Now to be honest it was a never before seen attack an so called zero-day and cyber-security industry had a field day containing this mess. How ever just because something has not been seen before does not mean companies do not have security measures that can detect anomalies on the network. And most companies plainly put failed doing monitoring even if the attack itself could not have been stopped.
And these are not isolated cases we have had numerous cases that came from reputable companies even in the form of hardware manufacturers and still managed to start acting as threat actors or inspired others to do so because they did not follow safety procedures.
To conclude if a Cyber-security specialized company division can't keep there infrastructure safe than what change does a end-user have except for having the advantage of a potential smaller bulls-eye on there back. The answer is None.
As end-user you should not be overly worried about these matters in the same regards as the industry is or companies. We can not expect end-users to understand the nuance of these matters nor spend hours of doing research yet here we are.
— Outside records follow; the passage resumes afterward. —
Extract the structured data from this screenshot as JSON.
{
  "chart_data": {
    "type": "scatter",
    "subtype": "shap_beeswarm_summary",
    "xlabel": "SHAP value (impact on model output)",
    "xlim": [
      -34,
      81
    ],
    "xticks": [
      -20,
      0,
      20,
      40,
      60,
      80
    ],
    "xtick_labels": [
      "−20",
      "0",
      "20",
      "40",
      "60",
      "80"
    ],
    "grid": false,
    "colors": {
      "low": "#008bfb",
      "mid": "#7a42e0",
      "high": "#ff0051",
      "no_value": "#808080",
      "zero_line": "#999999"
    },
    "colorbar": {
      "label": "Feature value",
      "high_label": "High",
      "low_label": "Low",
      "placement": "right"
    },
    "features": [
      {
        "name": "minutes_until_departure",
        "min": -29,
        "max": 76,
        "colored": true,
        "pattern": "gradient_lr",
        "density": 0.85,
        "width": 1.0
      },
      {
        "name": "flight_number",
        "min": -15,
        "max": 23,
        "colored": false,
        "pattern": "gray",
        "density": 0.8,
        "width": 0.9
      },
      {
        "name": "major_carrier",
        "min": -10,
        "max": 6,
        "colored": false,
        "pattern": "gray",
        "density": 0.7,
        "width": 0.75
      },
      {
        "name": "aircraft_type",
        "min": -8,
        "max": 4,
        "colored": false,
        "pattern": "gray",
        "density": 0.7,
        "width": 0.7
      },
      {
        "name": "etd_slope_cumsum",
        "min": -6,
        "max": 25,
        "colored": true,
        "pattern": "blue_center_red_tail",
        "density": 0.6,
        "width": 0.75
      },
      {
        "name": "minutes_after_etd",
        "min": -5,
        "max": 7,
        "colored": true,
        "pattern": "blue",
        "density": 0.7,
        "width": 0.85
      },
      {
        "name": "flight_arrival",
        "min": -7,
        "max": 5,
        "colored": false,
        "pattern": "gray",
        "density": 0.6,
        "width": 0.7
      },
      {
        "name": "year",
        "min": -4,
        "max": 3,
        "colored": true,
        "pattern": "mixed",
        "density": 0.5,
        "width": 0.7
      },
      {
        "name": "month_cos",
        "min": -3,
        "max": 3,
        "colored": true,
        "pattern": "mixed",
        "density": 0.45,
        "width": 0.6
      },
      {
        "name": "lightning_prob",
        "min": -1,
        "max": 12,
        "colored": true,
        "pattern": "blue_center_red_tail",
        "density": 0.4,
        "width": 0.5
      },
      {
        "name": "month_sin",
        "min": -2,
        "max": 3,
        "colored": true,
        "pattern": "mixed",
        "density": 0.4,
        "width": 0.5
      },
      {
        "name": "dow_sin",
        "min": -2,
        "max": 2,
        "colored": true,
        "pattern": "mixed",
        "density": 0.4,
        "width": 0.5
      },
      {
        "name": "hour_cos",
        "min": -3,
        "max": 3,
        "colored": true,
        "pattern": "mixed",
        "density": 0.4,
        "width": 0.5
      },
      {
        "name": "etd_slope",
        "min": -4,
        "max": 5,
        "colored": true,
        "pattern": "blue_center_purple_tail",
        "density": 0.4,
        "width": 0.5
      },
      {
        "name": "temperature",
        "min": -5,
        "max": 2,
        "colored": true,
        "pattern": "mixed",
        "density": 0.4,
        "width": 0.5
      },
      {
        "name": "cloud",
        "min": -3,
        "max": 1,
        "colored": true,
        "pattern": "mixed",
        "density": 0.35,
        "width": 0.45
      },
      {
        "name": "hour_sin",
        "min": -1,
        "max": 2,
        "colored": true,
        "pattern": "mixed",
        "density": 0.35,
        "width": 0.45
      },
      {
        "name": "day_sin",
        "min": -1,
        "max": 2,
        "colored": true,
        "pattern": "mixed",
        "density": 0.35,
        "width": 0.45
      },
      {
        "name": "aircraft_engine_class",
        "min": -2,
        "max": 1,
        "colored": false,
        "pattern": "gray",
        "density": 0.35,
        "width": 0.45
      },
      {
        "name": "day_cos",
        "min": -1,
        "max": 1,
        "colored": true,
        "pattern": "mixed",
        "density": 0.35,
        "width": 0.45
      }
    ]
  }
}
These companies need to take there responsibility and not put extra dangers for users in there software. It does not matter if its against cheats, against mods, against vague threats to revenue. They are increasing the risk of customer data being miss used and reducing the user safety in all cases in way the average user has no way to combat against themselves.
And while most will be angry about DRM, anticheat stance of Capcom that is really not the primary issue, your online safety is.
also this is what i posted to steam staff after they banned me from steam discussion cause "topic doesn't belong" like wth where do they want me to talk about this then
"and by harm i mean enigma , the product is clearly available without knowledge what it is being used for and yes that includes criminals and hackers. In addition the security of Enigma Protector as a company is a joke.It is running on outdated forum software and insecure server infrastructure by some russian dev team.
Honestly the fact that Enigma is a russian Company and trying to hide it by giving false addresses everywhere already is very suspicious. Not to mention from a quick look on it i can already tell their DRM is not very secure, easy to crack/unpack and generally shoddily made. It's basically shovel ware compared to something like Denuvo or even lesser known products like Arxan."
you guys with old games and maybe new games lost more then what you were given, i hate third party drm but denuvo is so much better then this crud. Don't fight against this though, there is nothing you can do now sadly
edit: don't reply to me, i'm not in the mood. if you have a problem with what i posted then just ignore me.
you wanna know a funnie thing, some denuvo don't even have an eula for publishers to hide behind if some one takes them to court, they just know that no one is gonna do anything and they are right. we are mentally weak sheep who want sugar daddy corpo-san to give them insurance that everything is ok.